In other posts I’ve described how to find levels of association from a core topic to the sub-topics you should cover to have thorough and holistic content coverage on your website. We do this because Google wants your site to “be an expert” on the niche it covers, and meeting their criteria is a crucial part of ranking high. But, we also shoot for comprehensive content because users want to find all answers related to the topic that brought them to you. This post discussing why the techniques are so accurate.
With the announcement of RankBrain‘s tremendous success, we have further evidence that Google is leveraging machine learning more heavily for ranking signals. RankBrain is their system for answering completely unique queries, and it operates under the umbrella of the Hummingbird Semantic algorithm. Move over Author Rank and other grand speculations about the most important ranking factors in years to come: Google is an AI powerhouse and they are clearly increasing the confidence they have in using this to provide better search results.

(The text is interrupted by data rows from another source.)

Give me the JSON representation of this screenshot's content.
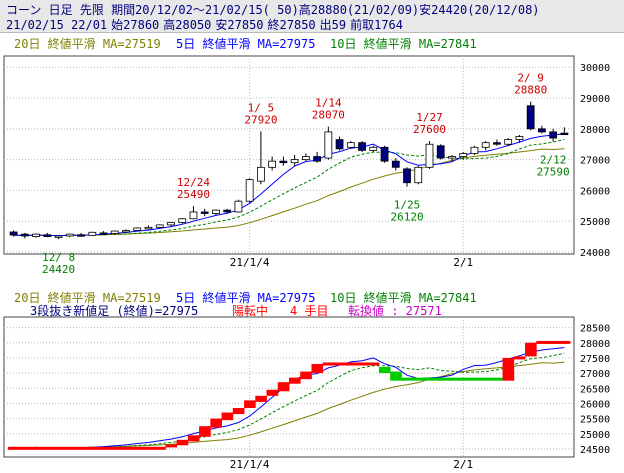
{
  "header": {
    "line1": "コーン 日足 先限 期間20/12/02～21/02/15( 50)高28880(21/02/09)安24420(20/12/08)",
    "date": "21/02/15 22/01",
    "open": "始27860",
    "high": "高28050",
    "low": "安27850",
    "close": "終27850",
    "volume": "出59",
    "oi": "前取1764"
  },
  "colors": {
    "up": "#ffffff",
    "down": "#000080",
    "ma20": "#808000",
    "ma5": "#0000ff",
    "ma10": "#008000",
    "red": "#ff0000",
    "green": "#00cc00",
    "annot_high": "#cc0000",
    "annot_low": "#008000"
  },
  "top_panel": {
    "legend": {
      "ma20": "20日 終値平滑 MA=27519",
      "ma5": "5日 終値平滑 MA=27975",
      "ma10": "10日 終値平滑 MA=27841"
    },
    "yticks": [
      "30000",
      "29000",
      "28000",
      "27000",
      "26000",
      "25000",
      "24000"
    ],
    "xticks": [
      "21/1/4",
      "2/1"
    ],
    "annotations": [
      {
        "date": "12/ 8",
        "value": "24420",
        "kind": "low"
      },
      {
        "date": "12/24",
        "value": "25490",
        "kind": "high"
      },
      {
        "date": "1/ 5",
        "value": "27920",
        "kind": "high"
      },
      {
        "date": "1/14",
        "value": "28070",
        "kind": "high"
      },
      {
        "date": "1/25",
        "value": "26120",
        "kind": "low"
      },
      {
        "date": "1/27",
        "value": "27600",
        "kind": "high"
      },
      {
        "date": "2/ 9",
        "value": "28880",
        "kind": "high"
      },
      {
        "date": "2/12",
        "value": "27590",
        "kind": "low"
      }
    ]
  },
  "bottom_panel": {
    "legend": {
      "ma20": "20日 終値平滑 MA=27519",
      "ma5": "5日 終値平滑 MA=27975",
      "ma10": "10日 終値平滑 MA=27841"
    },
    "info": {
      "label": "3段抜き新値足 (終値)=27975",
      "trend": "陽転中",
      "count": "4 手目",
      "reversal": "転換値 : 27571"
    },
    "yticks": [
      "28500",
      "28000",
      "27500",
      "27000",
      "26500",
      "26000",
      "25500",
      "25000",
      "24500"
    ],
    "xticks": [
      "21/1/4",
      "2/1"
    ]
  },
  "chart_data": [
    {
      "type": "candlestick",
      "period": "20/12/02–21/02/15",
      "ylim": [
        24000,
        30300
      ],
      "x": [
        "12/02",
        "12/03",
        "12/04",
        "12/07",
        "12/08",
        "12/09",
        "12/10",
        "12/11",
        "12/14",
        "12/15",
        "12/16",
        "12/17",
        "12/18",
        "12/21",
        "12/22",
        "12/23",
        "12/24",
        "12/25",
        "12/28",
        "12/29",
        "12/30",
        "1/04",
        "1/05",
        "1/06",
        "1/07",
        "1/08",
        "1/12",
        "1/13",
        "1/14",
        "1/15",
        "1/18",
        "1/19",
        "1/20",
        "1/21",
        "1/22",
        "1/25",
        "1/26",
        "1/27",
        "1/28",
        "1/29",
        "2/01",
        "2/02",
        "2/03",
        "2/04",
        "2/05",
        "2/08",
        "2/09",
        "2/10",
        "2/12",
        "2/15"
      ],
      "ohlc": [
        [
          24650,
          24700,
          24500,
          24550
        ],
        [
          24580,
          24620,
          24440,
          24520
        ],
        [
          24500,
          24600,
          24460,
          24580
        ],
        [
          24560,
          24620,
          24480,
          24500
        ],
        [
          24500,
          24540,
          24420,
          24520
        ],
        [
          24520,
          24600,
          24480,
          24580
        ],
        [
          24560,
          24620,
          24500,
          24540
        ],
        [
          24540,
          24660,
          24520,
          24640
        ],
        [
          24620,
          24680,
          24560,
          24600
        ],
        [
          24600,
          24700,
          24560,
          24680
        ],
        [
          24680,
          24740,
          24620,
          24700
        ],
        [
          24700,
          24800,
          24680,
          24780
        ],
        [
          24780,
          24860,
          24740,
          24800
        ],
        [
          24800,
          24900,
          24760,
          24880
        ],
        [
          24880,
          24980,
          24840,
          24960
        ],
        [
          24960,
          25100,
          24920,
          25080
        ],
        [
          25080,
          25490,
          25060,
          25300
        ],
        [
          25300,
          25400,
          25160,
          25250
        ],
        [
          25250,
          25380,
          25200,
          25360
        ],
        [
          25360,
          25400,
          25260,
          25300
        ],
        [
          25300,
          25700,
          25280,
          25650
        ],
        [
          25650,
          26400,
          25600,
          26350
        ],
        [
          26300,
          27920,
          26200,
          26750
        ],
        [
          26750,
          27100,
          26650,
          26950
        ],
        [
          26950,
          27100,
          26800,
          26900
        ],
        [
          26900,
          27150,
          26800,
          27000
        ],
        [
          27000,
          27200,
          26950,
          27100
        ],
        [
          27100,
          27250,
          26900,
          26950
        ],
        [
          27050,
          28070,
          27000,
          27900
        ],
        [
          27650,
          27750,
          27300,
          27350
        ],
        [
          27400,
          27600,
          27350,
          27550
        ],
        [
          27550,
          27600,
          27250,
          27300
        ],
        [
          27300,
          27450,
          27250,
          27400
        ],
        [
          27400,
          27450,
          26900,
          26950
        ],
        [
          26950,
          27050,
          26650,
          26750
        ],
        [
          26700,
          26750,
          26120,
          26250
        ],
        [
          26250,
          26800,
          26200,
          26750
        ],
        [
          26750,
          27600,
          26700,
          27500
        ],
        [
          27450,
          27500,
          27000,
          27050
        ],
        [
          27050,
          27150,
          26950,
          27100
        ],
        [
          27100,
          27250,
          27000,
          27200
        ],
        [
          27200,
          27450,
          27150,
          27400
        ],
        [
          27400,
          27600,
          27300,
          27550
        ],
        [
          27550,
          27650,
          27450,
          27500
        ],
        [
          27500,
          27700,
          27450,
          27650
        ],
        [
          27650,
          27800,
          27550,
          27750
        ],
        [
          28750,
          28880,
          27950,
          28000
        ],
        [
          28000,
          28100,
          27850,
          27900
        ],
        [
          27900,
          28000,
          27590,
          27700
        ],
        [
          27860,
          28050,
          27850,
          27850
        ]
      ]
    },
    {
      "type": "bar",
      "name": "3段抜き新値足 (終値)",
      "ylim": [
        24300,
        28750
      ],
      "x": [
        "12/02",
        "12/03",
        "12/04",
        "12/07",
        "12/08",
        "12/09",
        "12/10",
        "12/11",
        "12/14",
        "12/15",
        "12/16",
        "12/17",
        "12/18",
        "12/21",
        "12/22",
        "12/23",
        "12/24",
        "12/25",
        "12/28",
        "12/29",
        "12/30",
        "1/04",
        "1/05",
        "1/06",
        "1/07",
        "1/08",
        "1/12",
        "1/13",
        "1/14",
        "1/15",
        "1/18",
        "1/19",
        "1/20",
        "1/21",
        "1/22",
        "1/25",
        "1/26",
        "1/27",
        "1/28",
        "1/29",
        "2/01",
        "2/02",
        "2/03",
        "2/04",
        "2/05",
        "2/08",
        "2/09",
        "2/10",
        "2/12",
        "2/15"
      ],
      "blocks": [
        [
          24480,
          24570,
          "red"
        ],
        [
          24480,
          24570,
          "red"
        ],
        [
          24480,
          24570,
          "red"
        ],
        [
          24480,
          24570,
          "red"
        ],
        [
          24480,
          24570,
          "red"
        ],
        [
          24480,
          24570,
          "red"
        ],
        [
          24480,
          24570,
          "red"
        ],
        [
          24480,
          24570,
          "red"
        ],
        [
          24480,
          24570,
          "red"
        ],
        [
          24480,
          24570,
          "red"
        ],
        [
          24480,
          24570,
          "red"
        ],
        [
          24480,
          24570,
          "red"
        ],
        [
          24480,
          24570,
          "red"
        ],
        [
          24480,
          24570,
          "red"
        ],
        [
          24550,
          24650,
          "red"
        ],
        [
          24620,
          24800,
          "red"
        ],
        [
          24750,
          24950,
          "red"
        ],
        [
          24900,
          25250,
          "red"
        ],
        [
          25200,
          25500,
          "red"
        ],
        [
          25450,
          25700,
          "red"
        ],
        [
          25650,
          25850,
          "red"
        ],
        [
          25850,
          26100,
          "red"
        ],
        [
          26050,
          26250,
          "red"
        ],
        [
          26250,
          26450,
          "red"
        ],
        [
          26400,
          26700,
          "red"
        ],
        [
          26650,
          26850,
          "red"
        ],
        [
          26800,
          27050,
          "red"
        ],
        [
          27000,
          27300,
          "red"
        ],
        [
          27250,
          27350,
          "red"
        ],
        [
          27250,
          27350,
          "red"
        ],
        [
          27250,
          27350,
          "red"
        ],
        [
          27250,
          27350,
          "red"
        ],
        [
          27250,
          27350,
          "red"
        ],
        [
          27000,
          27200,
          "green"
        ],
        [
          26750,
          27050,
          "green"
        ],
        [
          26750,
          26850,
          "green"
        ],
        [
          26750,
          26850,
          "green"
        ],
        [
          26750,
          26850,
          "green"
        ],
        [
          26750,
          26850,
          "green"
        ],
        [
          26750,
          26850,
          "green"
        ],
        [
          26750,
          26850,
          "green"
        ],
        [
          26750,
          26850,
          "green"
        ],
        [
          26750,
          26850,
          "green"
        ],
        [
          26750,
          26850,
          "green"
        ],
        [
          26750,
          27500,
          "red"
        ],
        [
          27450,
          27550,
          "red"
        ],
        [
          27550,
          28000,
          "red"
        ],
        [
          27980,
          28060,
          "red"
        ],
        [
          27980,
          28060,
          "red"
        ],
        [
          27980,
          28060,
          "red"
        ]
      ]
    }
  ]
}
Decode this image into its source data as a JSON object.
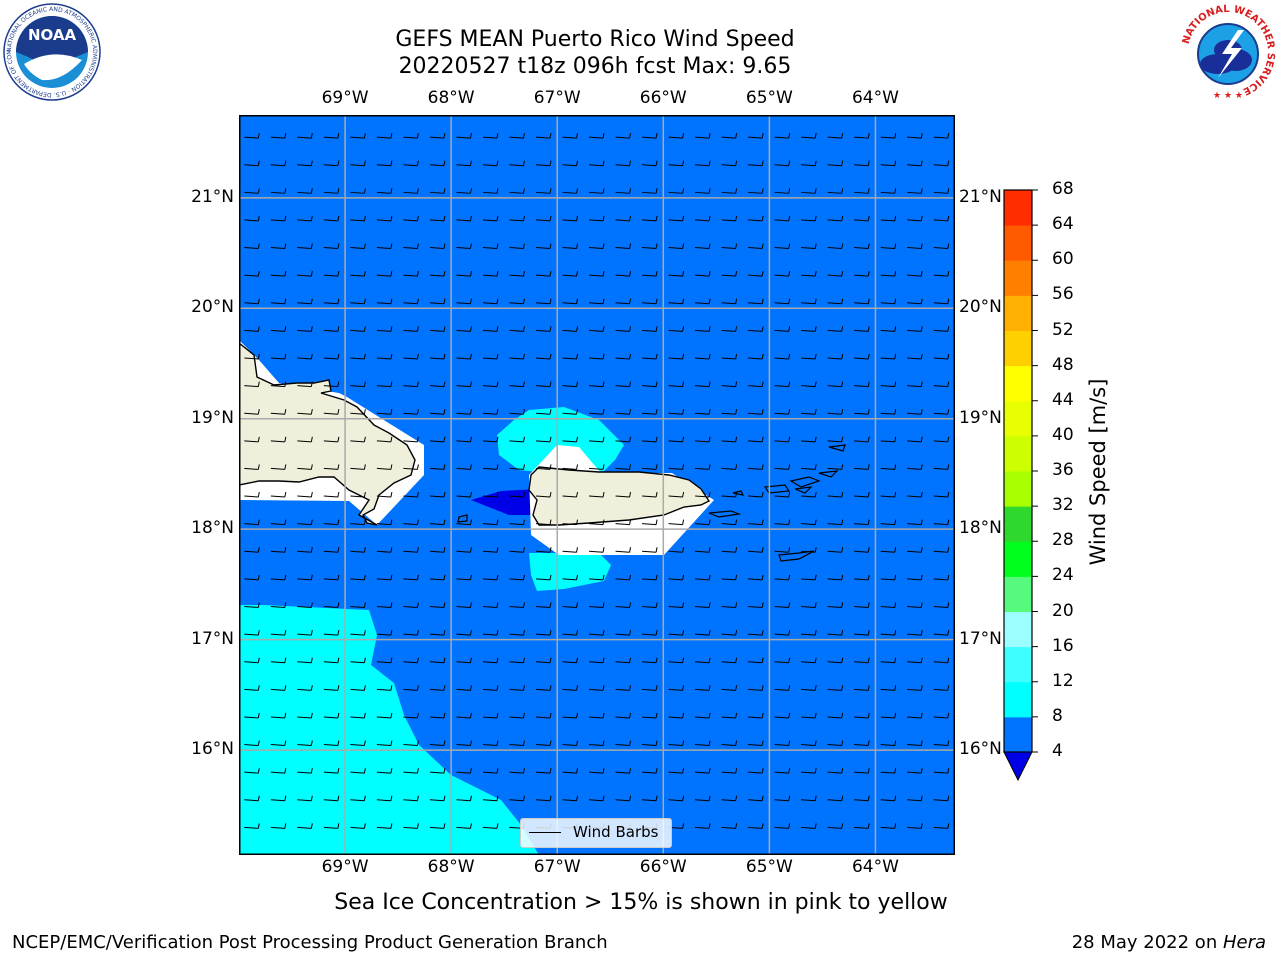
{
  "title": {
    "line1": "GEFS MEAN Puerto Rico Wind Speed",
    "line2": "20220527 t18z 096h fcst   Max: 9.65"
  },
  "logos": {
    "noaa_text": "NOAA",
    "noaa_ring": "NATIONAL OCEANIC AND ATMOSPHERIC ADMINISTRATION · U.S. DEPARTMENT OF COMMERCE",
    "nws_ring": "NATIONAL WEATHER SERVICE"
  },
  "map": {
    "lon_range": [
      -70,
      -63.25
    ],
    "lat_range": [
      15.05,
      21.75
    ],
    "grid": true,
    "lon_ticks": [
      {
        "value": -69,
        "label": "69°W"
      },
      {
        "value": -68,
        "label": "68°W"
      },
      {
        "value": -67,
        "label": "67°W"
      },
      {
        "value": -66,
        "label": "66°W"
      },
      {
        "value": -65,
        "label": "65°W"
      },
      {
        "value": -64,
        "label": "64°W"
      }
    ],
    "lat_ticks": [
      {
        "value": 21,
        "label": "21°N"
      },
      {
        "value": 20,
        "label": "20°N"
      },
      {
        "value": 19,
        "label": "19°N"
      },
      {
        "value": 18,
        "label": "18°N"
      },
      {
        "value": 17,
        "label": "17°N"
      },
      {
        "value": 16,
        "label": "16°N"
      }
    ],
    "colors": {
      "ocean_4_8": "#0073ff",
      "band_8_12": "#00ffff",
      "band_0_4": "#0000e6",
      "land": "#efefdb",
      "masked": "#ffffff",
      "grid": "#aaaaaa"
    },
    "barb_spacing_deg": 0.25,
    "barb_direction": "easterly",
    "legend": "Wind Barbs"
  },
  "colorbar": {
    "title": "Wind Speed [m/s]",
    "extend": "min",
    "under_color": "#0000e6",
    "levels": [
      4,
      8,
      12,
      16,
      20,
      24,
      28,
      32,
      36,
      40,
      44,
      48,
      52,
      56,
      60,
      64,
      68
    ],
    "tick_labels": [
      "4",
      "8",
      "12",
      "16",
      "20",
      "24",
      "28",
      "32",
      "36",
      "40",
      "44",
      "48",
      "52",
      "56",
      "60",
      "64",
      "68"
    ],
    "colors": [
      "#0073ff",
      "#00ffff",
      "#3dffff",
      "#9cffff",
      "#56fa7c",
      "#00ff1c",
      "#2fd82c",
      "#a8ff00",
      "#ceff00",
      "#e7ff00",
      "#ffff00",
      "#ffd000",
      "#ffb000",
      "#ff8000",
      "#ff5a00",
      "#ff2d00"
    ]
  },
  "caption": "Sea Ice Concentration > 15% is shown in pink to yellow",
  "footer": {
    "left": "NCEP/EMC/Verification Post Processing Product Generation Branch",
    "right_prefix": "28 May 2022 on ",
    "right_machine": "Hera"
  }
}
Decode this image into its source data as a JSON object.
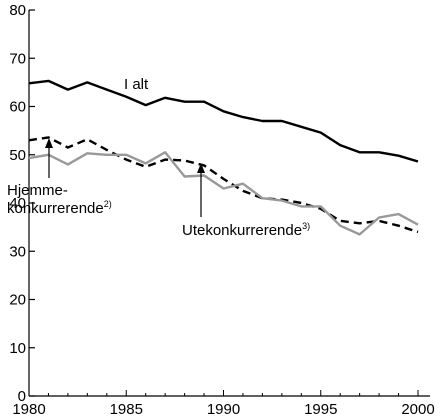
{
  "chart_data": {
    "type": "line",
    "title": "",
    "xlabel": "",
    "ylabel": "",
    "xlim": [
      1980,
      2000
    ],
    "ylim": [
      0,
      80
    ],
    "grid": false,
    "x_ticks": [
      1980,
      1985,
      1990,
      1995,
      2000
    ],
    "y_ticks": [
      0,
      10,
      20,
      30,
      40,
      50,
      60,
      70,
      80
    ],
    "x": [
      1980,
      1981,
      1982,
      1983,
      1984,
      1985,
      1986,
      1987,
      1988,
      1989,
      1990,
      1991,
      1992,
      1993,
      1994,
      1995,
      1996,
      1997,
      1998,
      1999,
      2000
    ],
    "series": [
      {
        "name": "I alt",
        "color": "#000000",
        "style": "solid",
        "values": [
          64.8,
          65.3,
          63.5,
          65.0,
          63.5,
          62.0,
          60.3,
          61.8,
          61.0,
          61.0,
          59.0,
          57.8,
          57.0,
          57.0,
          55.8,
          54.6,
          52.0,
          50.5,
          50.5,
          49.8,
          48.6
        ]
      },
      {
        "name": "Utekonkurrerende",
        "name_sup": "3)",
        "color": "#000000",
        "style": "dashed",
        "values": [
          53.0,
          53.6,
          51.5,
          53.2,
          51.0,
          49.0,
          47.5,
          49.0,
          48.8,
          47.8,
          45.0,
          42.5,
          41.0,
          40.7,
          40.0,
          38.8,
          36.3,
          35.8,
          36.3,
          35.3,
          34.0
        ]
      },
      {
        "name_lines": [
          "Hjemme-",
          "konkurrerende"
        ],
        "name_sup": "2)",
        "color": "#999999",
        "style": "solid",
        "values": [
          49.3,
          50.0,
          48.0,
          50.3,
          50.0,
          50.0,
          48.2,
          50.5,
          45.5,
          45.7,
          43.0,
          44.0,
          41.0,
          40.5,
          39.3,
          39.3,
          35.3,
          33.5,
          37.0,
          37.7,
          35.5
        ]
      }
    ]
  }
}
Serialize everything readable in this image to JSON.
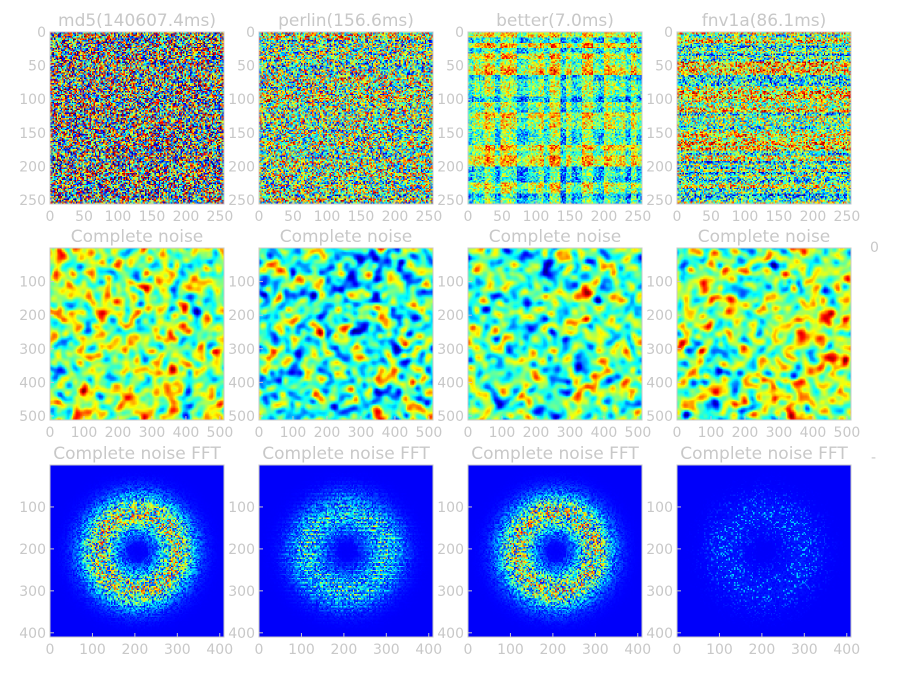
{
  "figure": {
    "text_color": "#c8c8c8",
    "colormap": "jet",
    "stray_marks": [
      "0",
      "-"
    ]
  },
  "chart_data": [
    {
      "type": "heatmap",
      "row": 1,
      "col": 1,
      "title": "md5(140607.4ms)",
      "texture": "white-noise",
      "xticks": [
        "0",
        "50",
        "100",
        "150",
        "200",
        "250"
      ],
      "yticks": [
        "0",
        "50",
        "100",
        "150",
        "200",
        "250"
      ],
      "axis_max": 256
    },
    {
      "type": "heatmap",
      "row": 1,
      "col": 2,
      "title": "perlin(156.6ms)",
      "texture": "white-noise-banded",
      "xticks": [
        "0",
        "50",
        "100",
        "150",
        "200",
        "250"
      ],
      "yticks": [
        "0",
        "50",
        "100",
        "150",
        "200",
        "250"
      ],
      "axis_max": 256
    },
    {
      "type": "heatmap",
      "row": 1,
      "col": 3,
      "title": "better(7.0ms)",
      "texture": "grid-noise",
      "xticks": [
        "0",
        "50",
        "100",
        "150",
        "200",
        "250"
      ],
      "yticks": [
        "0",
        "50",
        "100",
        "150",
        "200",
        "250"
      ],
      "axis_max": 256
    },
    {
      "type": "heatmap",
      "row": 1,
      "col": 4,
      "title": "fnv1a(86.1ms)",
      "texture": "row-banded-noise",
      "xticks": [
        "0",
        "50",
        "100",
        "150",
        "200",
        "250"
      ],
      "yticks": [
        "0",
        "50",
        "100",
        "150",
        "200",
        "250"
      ],
      "axis_max": 256
    },
    {
      "type": "heatmap",
      "row": 2,
      "col": 1,
      "title": "Complete noise",
      "texture": "smooth-blobs",
      "xticks": [
        "0",
        "100",
        "200",
        "300",
        "400",
        "500"
      ],
      "yticks": [
        "100",
        "200",
        "300",
        "400",
        "500"
      ],
      "axis_max": 512
    },
    {
      "type": "heatmap",
      "row": 2,
      "col": 2,
      "title": "Complete noise",
      "texture": "smooth-blobs",
      "xticks": [
        "0",
        "100",
        "200",
        "300",
        "400",
        "500"
      ],
      "yticks": [
        "100",
        "200",
        "300",
        "400",
        "500"
      ],
      "axis_max": 512
    },
    {
      "type": "heatmap",
      "row": 2,
      "col": 3,
      "title": "Complete noise",
      "texture": "smooth-blobs",
      "xticks": [
        "0",
        "100",
        "200",
        "300",
        "400",
        "500"
      ],
      "yticks": [
        "100",
        "200",
        "300",
        "400",
        "500"
      ],
      "axis_max": 512
    },
    {
      "type": "heatmap",
      "row": 2,
      "col": 4,
      "title": "Complete noise",
      "texture": "smooth-blobs",
      "xticks": [
        "0",
        "100",
        "200",
        "300",
        "400",
        "500"
      ],
      "yticks": [
        "100",
        "200",
        "300",
        "400",
        "500"
      ],
      "axis_max": 512
    },
    {
      "type": "heatmap",
      "row": 3,
      "col": 1,
      "title": "Complete noise FFT",
      "texture": "fft-ring",
      "intensity": 1.0,
      "xticks": [
        "0",
        "100",
        "200",
        "300",
        "400"
      ],
      "yticks": [
        "100",
        "200",
        "300",
        "400"
      ],
      "axis_max": 410
    },
    {
      "type": "heatmap",
      "row": 3,
      "col": 2,
      "title": "Complete noise FFT",
      "texture": "fft-ring-banded",
      "intensity": 0.55,
      "xticks": [
        "0",
        "100",
        "200",
        "300",
        "400"
      ],
      "yticks": [
        "100",
        "200",
        "300",
        "400"
      ],
      "axis_max": 410
    },
    {
      "type": "heatmap",
      "row": 3,
      "col": 3,
      "title": "Complete noise FFT",
      "texture": "fft-ring",
      "intensity": 1.0,
      "xticks": [
        "0",
        "100",
        "200",
        "300",
        "400"
      ],
      "yticks": [
        "100",
        "200",
        "300",
        "400"
      ],
      "axis_max": 410
    },
    {
      "type": "heatmap",
      "row": 3,
      "col": 4,
      "title": "Complete noise FFT",
      "texture": "fft-ring-sparse",
      "intensity": 0.3,
      "xticks": [
        "0",
        "100",
        "200",
        "300",
        "400"
      ],
      "yticks": [
        "100",
        "200",
        "300",
        "400"
      ],
      "axis_max": 410
    }
  ]
}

Most SEOs believe their machine learning will be super powerful in understanding the relationship between off-site links. Links are still the most important rank signal. They will remain critical “votes of confidence.” How can Google know if a link to your site is in a guest post you wrote? Probably pattern detection via machine. I digress.
In short, content gaps are found by comparing the phrases appearing in your Google Search Console (a.k.a.: Webmaster Tools) account. Are the core topics below the parent theme of your site found in words you rank top 100 on Google? The software Surfer SEO is long overdue as a reasonable priced tool that lets all SEOs quickly find topic relationships and gaps.
How Mobile Devices and Voice Recognition Forced Search Engines to Pivot
Make no mistake; Hummingbird is good for both users and webmasters. As users gravitate further to mobile devices, they rely on search engines for increasing numbers of long-tail queries. Some searches are only seen by search engines once in four months. Mobile devices are for use “on the go.” People need quick input of their search and quick results; they do not want to type eight-word queries via a tiny keypad. They turn to voice recognition to speed the process with complex queries. When we use speech recognition technology, we tend to form the search in a more conversational structure. Matching different ways of saying the same thing necessitates Google use machine learning to understand user needs. Mobile also tends to bias social networks. People are the authorities on Twitter and Facebook, so trust becomes a natural extension of the natural world, not just trust in technology (which some people inherently distrust).
Why Reverse Engineering Google Hummingbird provides Startlingly Accurate Topic Analysis
If we look at top, authoritative pages in the SERP for a parent topic there are many ranking signals which help a page perform well. Some of the most important include:
- Links to the page and domain
- Low bounce rate and high engagement rate
- Quality content (determined by Google’s machine learning and Hummingbird algorithm)
- Speed, time to load page
- Age and clean history of domain name
- Website not “over-optimized” as judged by Google’s Penguin filter
Any of the above could affect a page’s chance of showing in groups we compare side by side with my topic analysis techniques. However, the bias won’t push out sites with particular characteristics related to what we care about, “quality content” (the overly simplistic term Google uses, a term which is about their guidelines built into the Hummingbird algorithm).
Strong linking (#1) to a page shows it’s gotten “votes of confidence.” Good: in addition to Google finding relevance, humans gave a thumbs up. An “over-optimized” (#6) page may have less natural, high-quality text about a topic. Time to load (#4) won’t bias whether the page has “quality content.” It’s a technical quality signal, but if a site is doing a poor job with technical implementation, perhaps they are doing poorly in other respects: writing about the topic we searched on, for example.
None of these ranking signals bias our research away from finding related topics. With the other phrases ranked from pages we use to find co-occurring phrases, there must be semantic relevance, otherwise Google wouldn’t send traffic. Right? From my experience in all instances of comparing what Google ranks tops for parent topics (the search phrases) these techniques always produce very relevant results.
The beauty of “co-occurring” is most of these other phrases do not appear more than and few times. Therefor, they are very distant in association and we know not to focus on them. Sometimes the other ranking words are picked up by Google because the website itself it so authoritative that any remotely related phrase gets ranked high if it’s not too competitive. Or, they are relevant as much to other pages on the website as to the topic of the page. No problem, our technique pushes these words out of the group with significant numbers of co-occurrences.
Remember, Google’s goal is to answer searchers’ questions. It ranks the other terms on a page if they are relevant based on its machine learning. If “Wizard of Oz” is not appearing on other authority web pages, because it is irrelevant to your parent topic, it will not send people to an irrelevant page and domain that’s not about Oz.
A popular website about the “The Incas” will be ranked in part because it has the linking “vote of confidence.” What are the chances “Wizard of Oz” will appear on both the National Geographic and Wikipedia page about the people that once inhabited the Andes? Very, very low. If it appears, there’s relevance. You may be an expert on the Inca people, but what if many websites are discussing brand new breaking news: “The Wizard of Oz” was just found to be inspired entirely by ancient Inca folklore? If you missed the news, the topic analysis finds it for you.